Conflict of Interest

G.B., J.L., L.M., and S.T. are inventors of a patent application (US patent 63/278,288) that covers the design and materials of PDN.

Author Contributions

S.T. and G.B. contributed equally to this work. G.B., J.L., and L.M. conceived the idea, designed the study, and supervised the project. G.B. and S.T. developed the materials and method for the hydrogels. Z.H. designed and optimized the bioreactor system. S.T., G.B., Z.H., S.M., and H.R. carried out the experiments.
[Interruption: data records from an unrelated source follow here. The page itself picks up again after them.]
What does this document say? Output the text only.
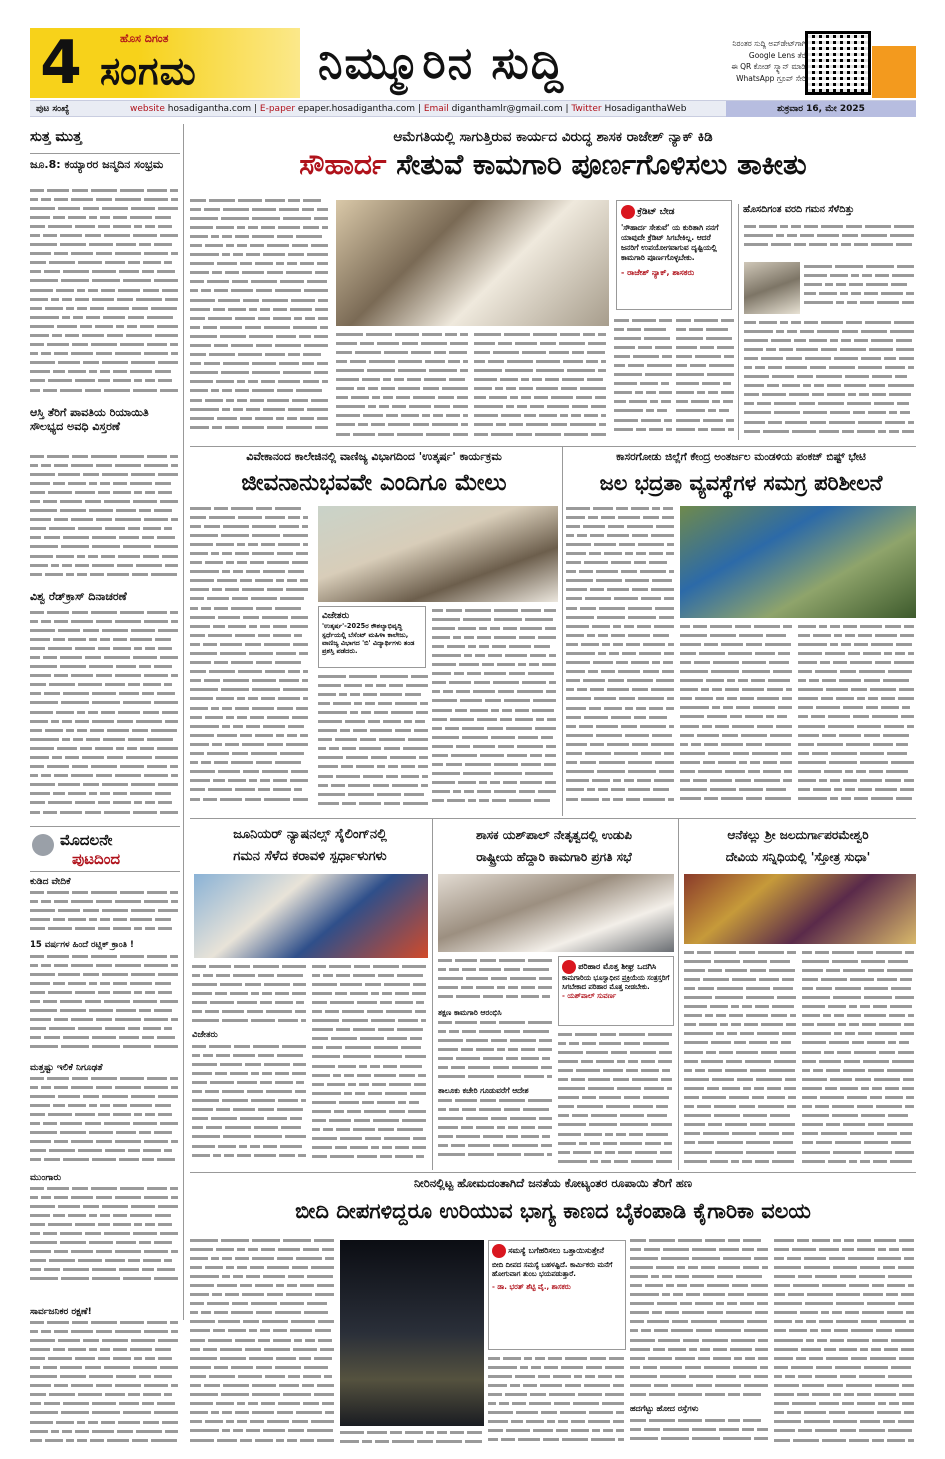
4	ಹೊಸ ದಿಗಂತ
ಸಂಗಮ	ನಿಮ್ಮೂರಿನ ಸುದ್ದಿ	ನಿರಂತರ ಸುದ್ದಿ ಅಪ್‌ಡೇಟ್‌ಗಾಗಿ
Google Lens ತೆರೆ
ಈ QR ಕೋಡ್ ಸ್ಕ್ಯಾನ್ ಮಾಡಿ
WhatsApp ಗ್ರೂಪ್ ಸೇರಿ
ಪುಟ ಸಂಖ್ಯೆ	website hosadigantha.com | E-paper epaper.hosadigantha.com | Email diganthamlr@gmail.com | Twitter HosadiganthaWeb	ಶುಕ್ರವಾರ 16, ಮೇ 2025
ಸುತ್ತ ಮುತ್ತ
ಜೂ.8: ಕಯ್ಯಾರರ ಜನ್ಮದಿನ ಸಂಭ್ರಮ
ಆಸ್ತಿ ತೆರಿಗೆ ಪಾವತಿಯ ರಿಯಾಯಿತಿ ಸೌಲಭ್ಯದ ಅವಧಿ ವಿಸ್ತರಣೆ
ವಿಶ್ವ ರೆಡ್‌ಕ್ರಾಸ್ ದಿನಾಚರಣೆ
ಮೊದಲನೇ
ಪುಟದಿಂದ
ಕುಡಿದ ವೇದಿಕೆ
15 ವರ್ಷಗಳ ಹಿಂದೆ ರಟ್ಲಿಕ್ ಕ್ರಾಂತಿ !
ಮತ್ತಷ್ಟು ಇಲಿಕೆ ನಿಗೂಢತೆ
ಮುಂಗಾರು
ಸಾರ್ವಜನಿಕರ ರಕ್ಷಣೆ!
ಆಮೆಗತಿಯಲ್ಲಿ ಸಾಗುತ್ತಿರುವ ಕಾರ್ಯದ ವಿರುದ್ಧ ಶಾಸಕ ರಾಜೇಶ್ ನ್ಯಾಕ್ ಕಿಡಿ
ಸೌಹಾರ್ದ ಸೇತುವೆ ಕಾಮಗಾರಿ ಪೂರ್ಣಗೊಳಿಸಲು ತಾಕೀತು
ಕ್ರೆಡಿಟ್ ಬೇಡ
'ಸೌಹಾರ್ದ ಸೇತುವೆ' ಯ ಕುರಿತಾಗಿ ನನಗೆ ಯಾವುದೇ ಕ್ರೆಡಿಟ್ ಸಿಗಬೇಕಿಲ್ಲ. ಆದರೆ ಜನರಿಗೆ ಉಪಯೋಗವಾಗುವ ದೃಷ್ಟಿಯಲ್ಲಿ ಕಾಮಗಾರಿ ಪೂರ್ಣಗೊಳ್ಳಬೇಕು.
- ರಾಜೇಶ್ ನ್ಯಾಕ್, ಶಾಸಕರು
ಹೊಸದಿಗಂತ ವರದಿ ಗಮನ ಸೆಳೆದಿತ್ತು
ವಿವೇಕಾನಂದ ಕಾಲೇಜಿನಲ್ಲಿ ವಾಣಿಜ್ಯ ವಿಭಾಗದಿಂದ 'ಉತ್ಕರ್ಷ' ಕಾರ್ಯಕ್ರಮ
ಜೀವನಾನುಭವವೇ ಎಂದಿಗೂ ಮೇಲು
ವಿಜೇತರು
'ಉತ್ಕರ್ಷ'-2025ರ ಕೌಶಲ್ಯಾಭಿವೃದ್ಧಿ ಸ್ಪರ್ಧೆಯಲ್ಲಿ ಬೆಸೆಂಟ್ ಮಹಿಳಾ ಕಾಲೇಜು, ವಾಣಿಜ್ಯ ವಿಭಾಗದ 'ಬಿ' ವಿದ್ಯಾರ್ಥಿಗಳು ತಂಡ ಪ್ರಶಸ್ತಿ ಪಡೆದರು.
ಕಾಸರಗೋಡು ಜಿಲ್ಲೆಗೆ ಕೇಂದ್ರ ಅಂತರ್ಜಲ ಮಂಡಳಿಯ ಪಂಕಜ್ ಬಿಷ್ಟ್ ಭೇಟಿ
ಜಲ ಭದ್ರತಾ ವ್ಯವಸ್ಥೆಗಳ ಸಮಗ್ರ ಪರಿಶೀಲನೆ
ಜೂನಿಯರ್ ನ್ಯಾಷನಲ್ಸ್ ಸೈಲಿಂಗ್‌ನಲ್ಲಿ
ಗಮನ ಸೆಳೆದ ಕರಾವಳಿ ಸ್ಪರ್ಧಾಳುಗಳು
ವಿಜೇತರು
ಶಾಸಕ ಯಶ್‌ಪಾಲ್ ನೇತೃತ್ವದಲ್ಲಿ ಉಡುಪಿ
ರಾಷ್ಟ್ರೀಯ ಹೆದ್ದಾರಿ ಕಾಮಗಾರಿ ಪ್ರಗತಿ ಸಭೆ
ತಕ್ಷಣ ಕಾಮಗಾರಿ ಆರಂಭಿಸಿ
ತಾಲೂಕು ಕಚೇರಿ ಗೂಡುವರೆಗೆ ಆದೇಶ
ಪರಿಹಾರ ಮೊತ್ತ ಶೀಘ್ರ ಒದಗಿಸಿ
ಕಾಮಗಾರಿಯ ಭೂಸ್ವಾಧೀನ ಪ್ರಕ್ರಿಯೆಯ ಸಂತ್ರಸ್ತರಿಗೆ ಸಿಗಬೇಕಾದ ಪರಿಹಾರ ಮೊತ್ತ ನೀಡಬೇಕು.
- ಯಶ್‌ಪಾಲ್ ಸುವರ್ಣ
ಆನೆಕಲ್ಲು ಶ್ರೀ ಜಲದುರ್ಗಾಪರಮೇಶ್ವರಿ
ದೇವಿಯ ಸನ್ನಿಧಿಯಲ್ಲಿ 'ಸ್ತೋತ್ರ ಸುಧಾ'
ನೀರಿನಲ್ಲಿಟ್ಟ ಹೋಮದಂತಾಗಿದೆ ಜನತೆಯ ಕೋಟ್ಯಂತರ ರೂಪಾಯಿ ತೆರಿಗೆ ಹಣ
ಬೀದಿ ದೀಪಗಳಿದ್ದರೂ ಉರಿಯುವ ಭಾಗ್ಯ ಕಾಣದ ಬೈಕಂಪಾಡಿ ಕೈಗಾರಿಕಾ ವಲಯ
ಸಮಸ್ಯೆ ಬಗೆಹರಿಸಲು ಒತ್ತಾಯಿಸುತ್ತೇನೆ
ಬೀದಿ ದೀಪದ ಸಮಸ್ಯೆ ಬಹಳಷ್ಟಿದೆ. ಕಾರ್ಮಿಕರು ಮನೆಗೆ ಹೋಗುವಾಗ ತುಂಬ ಭಯಪಡುತ್ತಾರೆ.
- ಡಾ. ಭರತ್ ಶೆಟ್ಟಿ ವೈ., ಶಾಸಕರು
ಹದಗೆಟ್ಟು ಹೋದ ರಸ್ತೆಗಳು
H.R., G.B., and S.T. conducted numerical simulations. G.B., S.T., J.L., and L.M. analyzed the results and wrote the manuscript with inputs from all authors.

Supporting information

Supporting Information

Supplemental Movie 1

Supplemental Movie 2

Taheri S., Bao G., He Z., Mohammadi S., Ravanbakhsh H., Lessard L., Li J., Mongeau L., Injectable, Pore‐Forming, Perfusable Double‐Network Hydrogels Resilient to Extreme Biomechanical Stimulations. Adv. Sci. 2022, 9, 2102627. 10.1002/advs.202102627

Data Availability Statement

The data that support the findings of this study are available from the corresponding author upon reasonable request.